A deal struck with General Motors exchanges debt owed to the union for 39% of the troubled automaker. A separate deal with Chrysler will give the 74-year old labor organization 55% of the privately held Chrysler.
In both companies, the union will have board representatives. It will, as such, have a say in hiring the next CEOs of the automakers, product decisions and compensation. GM Fred “Fritz” Henderson and whoever the incoming CEO of Chrysler will be if the company is saved from liquidation, will be effectively working for the union membership.
As the union has been a frequent critic of the disparity between compensation for C-suite managers and factory floor workers, it will be interesting to see what levels of compensation the union board members vote for.
The union will in fact own more of GM and Chrysler than the Ford family owns of Ford Motor Co. It will own larger stakes in GM and Chrysler than billionaire financier Kirk Kerkorian was able to accumulate in his runs at both companies in the last 12 years.
Union members can pretty much burn those picket signs they threaten to drag out every few years when contracts get re-negotiated. Threatening a strike at a GM or Chrysler facility, or even a parts plant that supplies one of the automakers, would be shooting themselves in both feet as long as they hold such large stakes in the companies.
Ford remains the only U.S. automaker that has neither taken U.S. Treasury loans, nor had to give the union equity in the company; though that could change by year-end because of an agreement struck with the union last month that gives the automaker the option of paying billions in future health-care obligations to the union in Ford stock instead of cash.
According to the agreement struck with Chrysler, which is expected to be ratified by members this week, Chrysler will issue a $4.59 billion note to a health-care trust fund that the union will manage for retired workers.

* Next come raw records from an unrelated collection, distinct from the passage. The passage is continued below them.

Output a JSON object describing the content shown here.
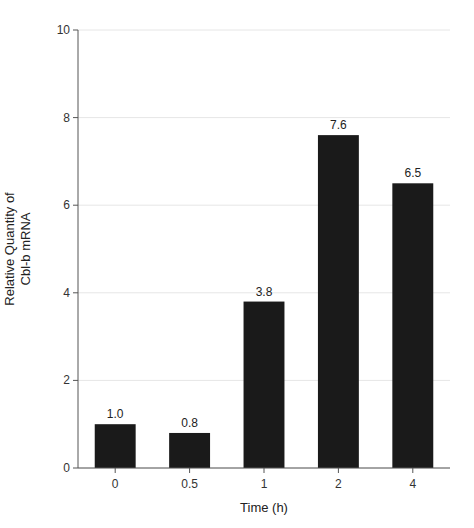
{
  "chart_data": {
    "type": "bar",
    "x_label": "Time (h)",
    "y_label": "Relative Quantity of\nCbl-b mRNA",
    "categories": [
      "0",
      "0.5",
      "1",
      "2",
      "4"
    ],
    "values": [
      1.0,
      0.8,
      3.8,
      7.6,
      6.5
    ],
    "value_labels": [
      "1.0",
      "0.8",
      "3.8",
      "7.6",
      "6.5"
    ],
    "data_labels": true,
    "color": "#1a1a1a",
    "ylim": [
      0,
      10
    ],
    "yticks": [
      0,
      2,
      4,
      6,
      8,
      10
    ]
  }
}
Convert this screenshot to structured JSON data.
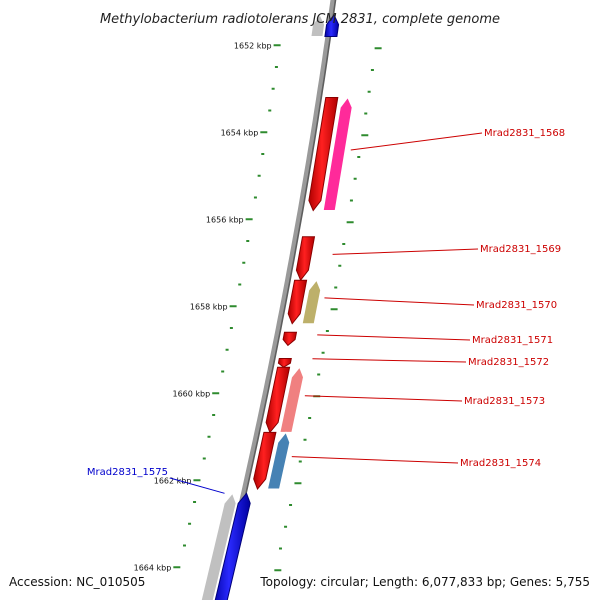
{
  "title": "Methylobacterium radiotolerans JCM 2831, complete genome",
  "footer": {
    "accession": "Accession: NC_010505",
    "summary": "Topology: circular; Length: 6,077,833 bp; Genes: 5,755"
  },
  "colors": {
    "forward_gene": "#ff0000",
    "reverse_gene": "#0000ff",
    "forward_label": "#cc0000",
    "reverse_label": "#0000cc",
    "tick": "#2e8b2e",
    "backbone": "#888888"
  },
  "kbp_ticks": [
    {
      "label": "1652 kbp",
      "value": 1652
    },
    {
      "label": "1654 kbp",
      "value": 1654
    },
    {
      "label": "1656 kbp",
      "value": 1656
    },
    {
      "label": "1658 kbp",
      "value": 1658
    },
    {
      "label": "1660 kbp",
      "value": 1660
    },
    {
      "label": "1662 kbp",
      "value": 1662
    },
    {
      "label": "1664 kbp",
      "value": 1664
    }
  ],
  "genes": [
    {
      "name": "Mrad2831_1568",
      "strand": "+",
      "start": 1653.2,
      "end": 1655.8,
      "cog_color": "#ff2a9a"
    },
    {
      "name": "Mrad2831_1569",
      "strand": "+",
      "start": 1656.4,
      "end": 1657.4,
      "cog_color": null
    },
    {
      "name": "Mrad2831_1570",
      "strand": "+",
      "start": 1657.4,
      "end": 1658.4,
      "cog_color": "#bdb06a"
    },
    {
      "name": "Mrad2831_1571",
      "strand": "+",
      "start": 1658.6,
      "end": 1658.9,
      "cog_color": null
    },
    {
      "name": "Mrad2831_1572",
      "strand": "+",
      "start": 1659.2,
      "end": 1659.4,
      "cog_color": null
    },
    {
      "name": "Mrad2831_1573",
      "strand": "+",
      "start": 1659.4,
      "end": 1660.9,
      "cog_color": "#f08080"
    },
    {
      "name": "Mrad2831_1574",
      "strand": "+",
      "start": 1660.9,
      "end": 1662.2,
      "cog_color": "#4682b4"
    },
    {
      "name": "Mrad2831_1575",
      "strand": "-",
      "start": 1662.3,
      "end": 1665.1,
      "cog_color": "#c0c0c0"
    }
  ],
  "top_reverse_gene": {
    "strand": "-",
    "start": 1651.3,
    "end": 1651.8,
    "cog_color": "#c0c0c0"
  }
}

Chrysler will pay $300 million in cash into the trust fund in 2010 and 2011, and increasing amounts up to $823 million in the years 2019 to 2023.
Daimler AG, which still retains 19.9% of Chrysler, left over from its purchase of Chrysler in 1998, agreed Monday to give up that equity and pay up to $600 million into the automaker’s pension fund.
In order to satisfy the White House’s conditions for getting an additional $6 billion in loans, on top of the $4.5 billion it has already received, Chrysler still has to strike a substantial deal with banks and private equity funds holding $6.9 billion in debt secured by Chrysler’s hard assets like its Jeep business, real estate, factories, etc.
Those negotiations have made little progress, and banks have objected to the UAW getting so much equity in the company. The White House wants the banks to accept no more than $1.5 billion, and 5%-10% equity in the company.
In the Chrysler deal, the union is losing cost-of-living adjustments to pay, and accepting stiffer limits on over-time pay and a reduction in paid holidays. For all practical purposes, union pay and benefits are practically the same now as non-union workers employed by Toyota and Honda in the U.S.
As union members, such cuts and concessions are painful. But to owners of the companies now, it makes Chrysler, and GM, more globally competitive as long as they stay in business.